Nerve monitoring has been the standard of care in numerous surgical procedures for over two decades — radical prostatectomies aren’t one of them. For patients to stand the best chance of pre-operative levels of urinary continence and sexual function after prostate surgery, they must ask their surgeons to use nerve monitoring or find a surgeon who does.
What is nerve monitoring?
Nerve monitoring is putting sensors in or on the patient that identify and monitor electrical signals conducted by nerves. The aim of nerve monitoring is to provide nerve location information to the surgeon during an operation. This way, surgeons have a better understanding of nerve pathways that can potentially be damaged as they perform the operation. Nerve damage may result in serious, permanent consequences, and nerve monitoring is required for spinal cord surgery and ENT surgeries. But nerve monitoring is perceived as optional during robot-assisted radical prostatectomies (RARP). Surgeons can paralyze a patient if they don’t use nerve monitoring during spinal surgery, just as easily as they can leave a man incontinent or with sexual dysfunction if they fail to employ it during radical prostate surgery. This is because somatic nerves necessary for proper urinary and sexual function are not visible, and in most cases, can only be detected with nerve monitoring.

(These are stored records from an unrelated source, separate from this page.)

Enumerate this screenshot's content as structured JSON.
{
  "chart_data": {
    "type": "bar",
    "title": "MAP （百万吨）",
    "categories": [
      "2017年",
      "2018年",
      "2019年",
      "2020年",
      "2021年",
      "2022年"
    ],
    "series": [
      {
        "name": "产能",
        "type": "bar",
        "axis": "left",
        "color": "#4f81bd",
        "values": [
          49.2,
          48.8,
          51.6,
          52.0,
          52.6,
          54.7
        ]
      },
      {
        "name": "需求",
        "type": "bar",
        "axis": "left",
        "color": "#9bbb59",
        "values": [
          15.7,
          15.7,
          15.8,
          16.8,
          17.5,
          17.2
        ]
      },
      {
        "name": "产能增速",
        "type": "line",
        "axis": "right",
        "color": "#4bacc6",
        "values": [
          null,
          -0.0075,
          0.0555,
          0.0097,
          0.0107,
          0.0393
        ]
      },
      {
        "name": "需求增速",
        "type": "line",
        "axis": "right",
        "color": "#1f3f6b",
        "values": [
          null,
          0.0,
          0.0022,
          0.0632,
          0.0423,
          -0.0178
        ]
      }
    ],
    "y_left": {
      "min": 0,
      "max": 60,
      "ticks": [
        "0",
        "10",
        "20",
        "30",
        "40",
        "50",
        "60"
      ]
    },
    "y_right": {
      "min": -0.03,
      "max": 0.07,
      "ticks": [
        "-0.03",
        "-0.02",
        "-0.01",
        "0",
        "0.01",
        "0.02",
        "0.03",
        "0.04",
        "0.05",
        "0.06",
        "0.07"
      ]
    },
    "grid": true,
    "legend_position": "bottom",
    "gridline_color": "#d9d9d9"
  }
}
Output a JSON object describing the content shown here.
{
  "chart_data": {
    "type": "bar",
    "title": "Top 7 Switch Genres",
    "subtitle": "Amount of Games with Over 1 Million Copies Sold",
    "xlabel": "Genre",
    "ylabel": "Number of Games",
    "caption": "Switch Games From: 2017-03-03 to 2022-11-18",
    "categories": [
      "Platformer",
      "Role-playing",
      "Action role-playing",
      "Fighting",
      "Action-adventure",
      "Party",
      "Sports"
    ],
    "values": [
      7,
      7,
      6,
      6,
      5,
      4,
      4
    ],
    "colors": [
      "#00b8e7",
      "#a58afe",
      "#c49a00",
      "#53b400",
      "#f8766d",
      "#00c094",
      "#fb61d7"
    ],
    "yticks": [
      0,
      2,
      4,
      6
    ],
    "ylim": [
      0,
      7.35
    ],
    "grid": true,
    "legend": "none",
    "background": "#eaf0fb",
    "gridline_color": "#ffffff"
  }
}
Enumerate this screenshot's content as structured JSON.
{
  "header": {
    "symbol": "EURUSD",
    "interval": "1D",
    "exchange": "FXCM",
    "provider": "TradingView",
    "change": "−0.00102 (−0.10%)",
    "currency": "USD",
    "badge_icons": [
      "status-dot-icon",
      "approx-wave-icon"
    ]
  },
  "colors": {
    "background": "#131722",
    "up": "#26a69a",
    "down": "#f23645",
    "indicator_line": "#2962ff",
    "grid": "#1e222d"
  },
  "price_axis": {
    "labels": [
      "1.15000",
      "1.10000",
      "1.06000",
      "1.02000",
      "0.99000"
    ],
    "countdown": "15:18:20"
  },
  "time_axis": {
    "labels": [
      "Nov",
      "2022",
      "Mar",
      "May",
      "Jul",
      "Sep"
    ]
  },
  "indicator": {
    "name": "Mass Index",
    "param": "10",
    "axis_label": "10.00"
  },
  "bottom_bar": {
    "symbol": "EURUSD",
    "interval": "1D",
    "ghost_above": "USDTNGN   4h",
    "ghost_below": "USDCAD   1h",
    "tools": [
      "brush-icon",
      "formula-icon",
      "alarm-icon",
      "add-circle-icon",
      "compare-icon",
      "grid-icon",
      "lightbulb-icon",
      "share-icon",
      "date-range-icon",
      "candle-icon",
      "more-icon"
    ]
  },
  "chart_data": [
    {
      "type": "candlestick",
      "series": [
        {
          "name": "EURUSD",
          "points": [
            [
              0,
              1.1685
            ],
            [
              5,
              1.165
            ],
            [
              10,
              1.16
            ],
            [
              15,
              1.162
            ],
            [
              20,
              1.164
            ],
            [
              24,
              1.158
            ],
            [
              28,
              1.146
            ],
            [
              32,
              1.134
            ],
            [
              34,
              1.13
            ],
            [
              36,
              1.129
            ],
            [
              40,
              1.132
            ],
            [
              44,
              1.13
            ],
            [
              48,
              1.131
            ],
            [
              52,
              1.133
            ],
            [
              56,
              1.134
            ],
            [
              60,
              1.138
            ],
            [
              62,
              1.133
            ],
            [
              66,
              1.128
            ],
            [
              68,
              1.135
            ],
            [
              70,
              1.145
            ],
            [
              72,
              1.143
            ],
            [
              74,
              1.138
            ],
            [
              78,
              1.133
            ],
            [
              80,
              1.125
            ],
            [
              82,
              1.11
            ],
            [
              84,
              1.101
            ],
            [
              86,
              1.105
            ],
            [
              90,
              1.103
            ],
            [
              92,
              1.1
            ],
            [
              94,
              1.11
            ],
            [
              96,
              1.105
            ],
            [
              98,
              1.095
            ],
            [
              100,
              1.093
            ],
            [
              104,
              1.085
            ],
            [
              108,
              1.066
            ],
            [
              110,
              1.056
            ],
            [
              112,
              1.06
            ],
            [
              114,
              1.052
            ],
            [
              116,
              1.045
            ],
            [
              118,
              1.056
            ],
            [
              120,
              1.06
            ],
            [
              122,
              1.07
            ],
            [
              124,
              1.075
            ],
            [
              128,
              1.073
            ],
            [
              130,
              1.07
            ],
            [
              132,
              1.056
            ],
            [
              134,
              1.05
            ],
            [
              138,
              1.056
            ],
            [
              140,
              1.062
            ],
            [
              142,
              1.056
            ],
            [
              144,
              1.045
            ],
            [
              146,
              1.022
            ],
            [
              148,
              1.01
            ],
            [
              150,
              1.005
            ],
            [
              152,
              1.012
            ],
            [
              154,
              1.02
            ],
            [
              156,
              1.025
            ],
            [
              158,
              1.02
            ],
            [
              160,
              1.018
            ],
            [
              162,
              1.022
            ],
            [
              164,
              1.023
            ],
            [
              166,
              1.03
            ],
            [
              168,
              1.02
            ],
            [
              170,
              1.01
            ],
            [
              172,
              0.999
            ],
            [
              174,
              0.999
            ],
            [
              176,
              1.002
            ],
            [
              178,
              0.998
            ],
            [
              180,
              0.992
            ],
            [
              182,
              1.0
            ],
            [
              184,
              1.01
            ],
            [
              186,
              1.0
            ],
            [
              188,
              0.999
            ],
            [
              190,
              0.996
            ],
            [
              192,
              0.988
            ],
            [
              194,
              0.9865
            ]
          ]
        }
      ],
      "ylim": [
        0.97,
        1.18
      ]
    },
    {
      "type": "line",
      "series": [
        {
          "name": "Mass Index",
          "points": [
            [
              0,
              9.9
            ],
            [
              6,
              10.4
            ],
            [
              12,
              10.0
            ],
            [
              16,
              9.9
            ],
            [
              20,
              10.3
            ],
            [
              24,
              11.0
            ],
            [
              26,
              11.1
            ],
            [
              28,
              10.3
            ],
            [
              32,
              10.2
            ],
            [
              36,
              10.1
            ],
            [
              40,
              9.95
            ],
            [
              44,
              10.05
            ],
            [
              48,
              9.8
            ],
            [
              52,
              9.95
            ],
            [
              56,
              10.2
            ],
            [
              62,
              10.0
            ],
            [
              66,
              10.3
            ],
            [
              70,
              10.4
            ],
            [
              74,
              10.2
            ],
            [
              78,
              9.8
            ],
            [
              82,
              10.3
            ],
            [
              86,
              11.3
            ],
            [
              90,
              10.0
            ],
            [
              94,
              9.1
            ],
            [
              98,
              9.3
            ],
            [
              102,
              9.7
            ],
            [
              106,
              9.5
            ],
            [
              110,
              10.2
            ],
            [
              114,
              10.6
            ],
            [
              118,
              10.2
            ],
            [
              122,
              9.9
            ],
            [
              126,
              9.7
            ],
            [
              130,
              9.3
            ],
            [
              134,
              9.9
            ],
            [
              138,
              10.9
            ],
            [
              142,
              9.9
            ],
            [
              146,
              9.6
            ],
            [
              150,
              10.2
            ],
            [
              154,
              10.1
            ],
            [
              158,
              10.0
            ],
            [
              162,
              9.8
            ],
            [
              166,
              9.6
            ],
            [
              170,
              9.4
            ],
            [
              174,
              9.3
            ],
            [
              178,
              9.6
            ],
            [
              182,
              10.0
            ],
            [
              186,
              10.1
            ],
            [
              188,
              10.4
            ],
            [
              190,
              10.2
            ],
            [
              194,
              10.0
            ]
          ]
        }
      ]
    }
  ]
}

Whereas nerve monitoring has been an integral part of spinal cord, brain and maxillofacial surgery for over 20 years, it is still underemployed in radical prostate surgery. Nerve monitoring only became the standard of care for spinal surgery, however, after lawsuits from unhappy patients.
Where we are today
Currently, nerve monitoring technology provides additional, real-time information to even the most experienced surgeons, helping them make important judgement calls during RARP prostatectomies. Unfortunately, despite its success in other surgical specialties, many patients are still not offered nerve monitoring as part of their prostate cancer treatment plan. The reason they are not aware of this technology is because urologists are focused on the main purpose of the prostatectomy: to remove the cancerous tissue. Additionally, a patient’s definition of continence means having urinary control as he did before surgery – a urologist’s definition of continence may often mean using up to two pads per day. It is important to understand these differences in order to have realistic expectations following treatment.
For a patient, their urinary and sexual functions after post-operative recovery (which directly impacts their quality of life and mental health) are almost as crucial as being cancer-free. It is no wonder, therefore, that some men regret choosing to undergo a radical prostatectomy: not only are urologists unintentionally setting high expectations through their definitions of continence and sexual function, but surgeons aren’t utilizing all the available tools – namely, nerve monitoring technology – that help ensure the best patient results. The reason why nerve monitoring is so important is because it helps surgeons preserve nerves crucial to these functions, providing the best chance for a full recovery and return to quality of life for patients after surgery.
The future standard of care
There’s still a long road ahead for making real-time nerve monitoring technology the standard of care for radical prostatectomies. However, the first steps have been taken, with many experienced urologists across the United States already using ProPep, a real-time nerve monitoring solution used in conjunction with the da Vinci system for RARP surgery. When patients have one surgical outcome in mind, but surgeons have another, it is up to patients to demand alternatives to current prostatectomy practices. And if the surgeon refuses, it is absolutely within a patient’s rights to switch to a surgeon who will operate using nerve monitoring technology. Requesting and advocating for nerve monitoring is how this much-needed change will come about — and the power to make this happen lies with the patients. It starts with asking your surgeon to use nerve monitoring.